Friday, October 8, 2021

Russian Life Expectancy by End of 2021 Likely to Be Where It was in 1964, Raksha Says

Paul Goble

            Staunton, Oct. 4 – Because of the pandemic and continuing super-high mortality among working-age men, life expectancies by the end of this year are likely to be lower than 70, the same level the RSFSR achieved in 1964, the last year of Nikita Khrushchev’s reign, Aleksey Raksha says.

            The independent Russian demographer says that when Moscow achieved that level in 1964, it considered this to be a triumph. But subsequently, as a result of greater alcohol consumption, Russian life expectancy fell for almost 40 years, with a brief uptick only during Gorbachev’s anti-alcohol campaign (mk.ru/social/2021/10/05/prodolzhitelnost-zhizni-v-rossii-mozhet-dostich-urovnya-1964-goda.html).

            Moscow tried to avoid calling attention to this decline and did not publish the statistics needed to track it, Raksha says. It adopted that strategy because it did not want to call attention to the fact that while the advanced countries of the West were all experiencing increases in life expectancy, Russia was suffering a decline.

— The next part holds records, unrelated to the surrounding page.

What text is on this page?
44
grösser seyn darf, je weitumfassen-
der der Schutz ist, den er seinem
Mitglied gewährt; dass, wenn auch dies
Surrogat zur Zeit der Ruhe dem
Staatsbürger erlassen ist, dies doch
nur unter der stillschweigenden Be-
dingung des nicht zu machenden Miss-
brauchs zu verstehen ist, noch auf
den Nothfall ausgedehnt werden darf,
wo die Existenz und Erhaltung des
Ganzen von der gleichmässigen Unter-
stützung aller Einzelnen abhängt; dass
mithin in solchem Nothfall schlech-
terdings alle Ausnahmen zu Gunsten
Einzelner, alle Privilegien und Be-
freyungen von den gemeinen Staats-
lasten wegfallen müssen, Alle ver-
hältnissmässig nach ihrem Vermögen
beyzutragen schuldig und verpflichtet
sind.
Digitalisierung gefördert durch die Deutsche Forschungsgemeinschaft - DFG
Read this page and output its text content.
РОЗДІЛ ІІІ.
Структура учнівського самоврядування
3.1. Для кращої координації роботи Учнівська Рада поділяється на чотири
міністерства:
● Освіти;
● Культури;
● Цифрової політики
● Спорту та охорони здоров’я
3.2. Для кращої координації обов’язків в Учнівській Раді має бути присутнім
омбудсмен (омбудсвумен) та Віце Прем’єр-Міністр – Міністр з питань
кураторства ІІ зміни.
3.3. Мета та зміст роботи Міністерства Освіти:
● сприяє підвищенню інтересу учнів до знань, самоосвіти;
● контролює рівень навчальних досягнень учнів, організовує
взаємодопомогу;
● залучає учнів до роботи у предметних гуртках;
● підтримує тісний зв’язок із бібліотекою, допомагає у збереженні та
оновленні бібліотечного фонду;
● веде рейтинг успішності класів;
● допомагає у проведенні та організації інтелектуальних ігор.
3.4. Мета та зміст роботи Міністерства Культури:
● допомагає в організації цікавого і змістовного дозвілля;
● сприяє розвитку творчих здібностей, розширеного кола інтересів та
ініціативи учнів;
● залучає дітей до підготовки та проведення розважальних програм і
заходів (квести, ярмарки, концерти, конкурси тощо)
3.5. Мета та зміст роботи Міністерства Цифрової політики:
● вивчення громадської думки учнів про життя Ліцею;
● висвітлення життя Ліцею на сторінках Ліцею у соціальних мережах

            Over the last 15 years, the situation had improved with life expectancy rising to 73.34 years in 2019; but the onset of the pandemic and its growing death toll put reversed that trend. By the end of 2020, the Russian figure was only 71.54 years. This year, Raksha says, there are likely to be even more premature deaths.

            AS a result, by the end of 2021, he says, “mortality will be higher than it was last year, and life expectancy will see a further decline.” In 2020, there were approximately 360,000 excess deaths, but in this year, Russia is on track to suffer more than half a million, with 400,000 already having died.

            This situation is deteriorating in all regions without exception, Raksha says; but “the most serious problems are to be found in Saratov Oblast, Bashkortostan, Ulyanovsk, Samara, Voronezh, Lipetsk, Belgorod and Orenburg Oblasts,” where the number of excess deaths and especially excess deaths from the coronavirus are especially high.

            Demographic estimates like these are one of the reasons why some in the Russian Academy of Sciences say that the Russian population coud decline by as much as 12 million people by 2036, a fall of not quite a million a year over the next 14 years (ria.ru/20211005/naselenie-1753130088.html).